ArXiv
Download and extract text from ArXiv LaTeX source bundles using Curator.
ArXiv hosts millions of scholarly papers, typically distributed as LaTeX source inside .tar archives under the s3://arxiv/src/ requester-pays bucket.
How it Works
The ArXiv pipeline in Curator consists of four stages:
- URL Generation: Lists available ArXiv source tar files from the S3 bucket
- Download: Downloads tar archives using
s5cmd(Requester Pays) - Iteration: Extracts LaTeX projects and yields per-paper records
- Extraction: Cleans LaTeX and produces plain text
Before You Start
You must have:
- An AWS account with credentials configured (profile, environment, or instance role). Access to
s3://arxiv/src/uses S3 Requester Pays; you incur charges for listing and data transfer.

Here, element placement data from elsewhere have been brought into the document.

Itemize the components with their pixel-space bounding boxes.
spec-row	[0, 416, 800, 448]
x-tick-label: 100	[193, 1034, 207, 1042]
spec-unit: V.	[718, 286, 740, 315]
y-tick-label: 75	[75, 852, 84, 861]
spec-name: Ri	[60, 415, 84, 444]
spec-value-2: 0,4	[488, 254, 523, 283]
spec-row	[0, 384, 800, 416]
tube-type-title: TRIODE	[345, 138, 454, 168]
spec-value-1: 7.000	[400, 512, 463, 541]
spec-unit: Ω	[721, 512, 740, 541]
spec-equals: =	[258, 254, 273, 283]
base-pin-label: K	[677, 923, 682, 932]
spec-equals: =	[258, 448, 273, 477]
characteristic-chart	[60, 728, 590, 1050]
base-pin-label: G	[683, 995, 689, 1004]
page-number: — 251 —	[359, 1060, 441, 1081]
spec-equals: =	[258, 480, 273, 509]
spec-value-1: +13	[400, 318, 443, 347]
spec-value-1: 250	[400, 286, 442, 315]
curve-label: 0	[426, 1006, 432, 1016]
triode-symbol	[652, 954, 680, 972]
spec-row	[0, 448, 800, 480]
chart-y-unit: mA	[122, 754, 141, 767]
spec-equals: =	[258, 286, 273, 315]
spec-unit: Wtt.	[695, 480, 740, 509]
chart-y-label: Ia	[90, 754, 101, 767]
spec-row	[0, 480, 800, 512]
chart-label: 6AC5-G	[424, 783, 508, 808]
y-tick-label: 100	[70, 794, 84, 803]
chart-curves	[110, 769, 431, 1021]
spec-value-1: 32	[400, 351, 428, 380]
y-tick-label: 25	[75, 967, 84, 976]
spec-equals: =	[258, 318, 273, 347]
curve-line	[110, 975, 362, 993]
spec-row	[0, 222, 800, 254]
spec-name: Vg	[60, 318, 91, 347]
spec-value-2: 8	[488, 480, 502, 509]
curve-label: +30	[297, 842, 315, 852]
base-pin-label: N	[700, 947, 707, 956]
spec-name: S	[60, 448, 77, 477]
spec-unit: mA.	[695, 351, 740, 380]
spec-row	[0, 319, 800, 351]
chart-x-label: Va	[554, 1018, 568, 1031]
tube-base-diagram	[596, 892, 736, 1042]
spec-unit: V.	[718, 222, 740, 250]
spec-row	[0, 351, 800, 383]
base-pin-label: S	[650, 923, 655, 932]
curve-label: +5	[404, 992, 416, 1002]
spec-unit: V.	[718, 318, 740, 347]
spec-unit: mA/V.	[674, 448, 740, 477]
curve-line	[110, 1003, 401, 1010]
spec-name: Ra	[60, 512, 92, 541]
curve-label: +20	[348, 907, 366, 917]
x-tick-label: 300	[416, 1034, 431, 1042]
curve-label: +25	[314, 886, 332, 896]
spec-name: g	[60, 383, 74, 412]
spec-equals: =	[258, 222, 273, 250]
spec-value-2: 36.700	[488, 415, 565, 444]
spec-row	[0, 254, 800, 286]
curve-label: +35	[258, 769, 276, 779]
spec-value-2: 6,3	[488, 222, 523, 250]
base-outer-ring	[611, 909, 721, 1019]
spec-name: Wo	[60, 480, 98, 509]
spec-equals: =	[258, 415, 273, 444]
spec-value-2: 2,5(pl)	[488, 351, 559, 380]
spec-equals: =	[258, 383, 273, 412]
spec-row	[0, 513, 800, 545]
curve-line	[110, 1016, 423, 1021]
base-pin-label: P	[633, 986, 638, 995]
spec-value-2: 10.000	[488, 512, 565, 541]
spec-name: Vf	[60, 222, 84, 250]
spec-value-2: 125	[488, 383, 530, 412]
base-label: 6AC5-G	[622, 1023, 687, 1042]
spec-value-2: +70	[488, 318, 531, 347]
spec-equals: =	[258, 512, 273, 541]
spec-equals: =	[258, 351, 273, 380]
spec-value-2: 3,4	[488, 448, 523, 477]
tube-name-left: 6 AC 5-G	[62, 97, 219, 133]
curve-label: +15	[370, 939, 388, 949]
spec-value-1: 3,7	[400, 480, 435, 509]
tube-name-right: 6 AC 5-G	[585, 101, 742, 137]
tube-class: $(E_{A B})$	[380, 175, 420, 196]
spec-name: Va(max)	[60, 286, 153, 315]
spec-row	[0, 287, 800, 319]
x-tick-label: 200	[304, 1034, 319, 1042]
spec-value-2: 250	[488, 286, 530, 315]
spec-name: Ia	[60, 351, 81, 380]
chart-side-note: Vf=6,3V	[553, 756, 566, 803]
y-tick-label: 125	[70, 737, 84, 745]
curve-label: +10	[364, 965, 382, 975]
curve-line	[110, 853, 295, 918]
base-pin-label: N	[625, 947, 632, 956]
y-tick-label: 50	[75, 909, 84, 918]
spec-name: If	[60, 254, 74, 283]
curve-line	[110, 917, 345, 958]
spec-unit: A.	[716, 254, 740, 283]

If you useaws s3, include the flag--request-payer requesterand ensure your AWS credentials are active. s5cmdinstalled
# Install s5cmd for requester-pays S3 downloads
pip install s5cmd
The examples on this page use s5cmd and include Requester Pays when running the pipeline.
Usage
Create and run an ArXiv processing pipeline and write outputs to JSONL:
from nemo_curator.core.client import RayClient
from nemo_curator.pipeline import Pipeline
from nemo_curator.stages.text.download import ArxivDownloadExtractStage
from nemo_curator.stages.text.io.writer import JsonlWriter
def main():
# Initialize Ray client
ray_client = RayClient()
ray_client.start()
pipeline = Pipeline(
name="arxiv_pipeline",
description="Download and process ArXiv LaTeX sources"
)
# Add ArXiv stage
arxiv_stage = ArxivDownloadExtractStage(
download_dir="./arxiv_downloads",
url_limit=5, # optional: number of tar files to process
record_limit=1000, # optional: max papers per tar
add_filename_column=True,
verbose=True,
)
pipeline.add_stage(arxiv_stage)
# Add writer stage
writer = JsonlWriter(path="./arxiv_output")
pipeline.add_stage(writer)
# Execute
results = pipeline.run()
print(f"Completed with {len(results) if results else 0} output files")
# Stop Ray client
ray_client.stop()
if __name__ == "__main__":
main()
For executor options and configuration, refer to Execution Backends.
Parameters
| Parameter | Type | Description | Default |
|---|---|---|---|
download_dir | str | Directory to store downloaded .tar files | ”./arxiv_downloads” |
url_limit | int | None | Maximum number of ArXiv tar files to download (useful for testing) | None |
record_limit | int | None | Maximum number of papers to extract per tar file | None |
add_filename_column | bool | str | Whether to add a source filename column to output; if str, use it as the column name | True (column name defaults to file_name) |
log_frequency | int | How often to log progress while iterating papers | 1000 |
verbose | bool | Enable verbose logging during download | False |
Output Format
The extractor returns per-paper text; the filename column is optionally added by the pipeline:
{
"text": "Main body text extracted from LaTeX after cleaning...",
"file_name": "arXiv_src_2024_01.tar"
}
| Field | Description |
|---|---|
text | Extracted and cleaned paper text (LaTeX macros inlined where supported, comments and references removed) |
file_name | Optional. Name of the source tar file (enabled by add_filename_column) |
During iteration the pipeline yields id (ArXiv identifier), source_id (tar base name), and content (a list of LaTeX file contents as strings; one element per .tex file). The final extractor stage emits text plus the optional filename column.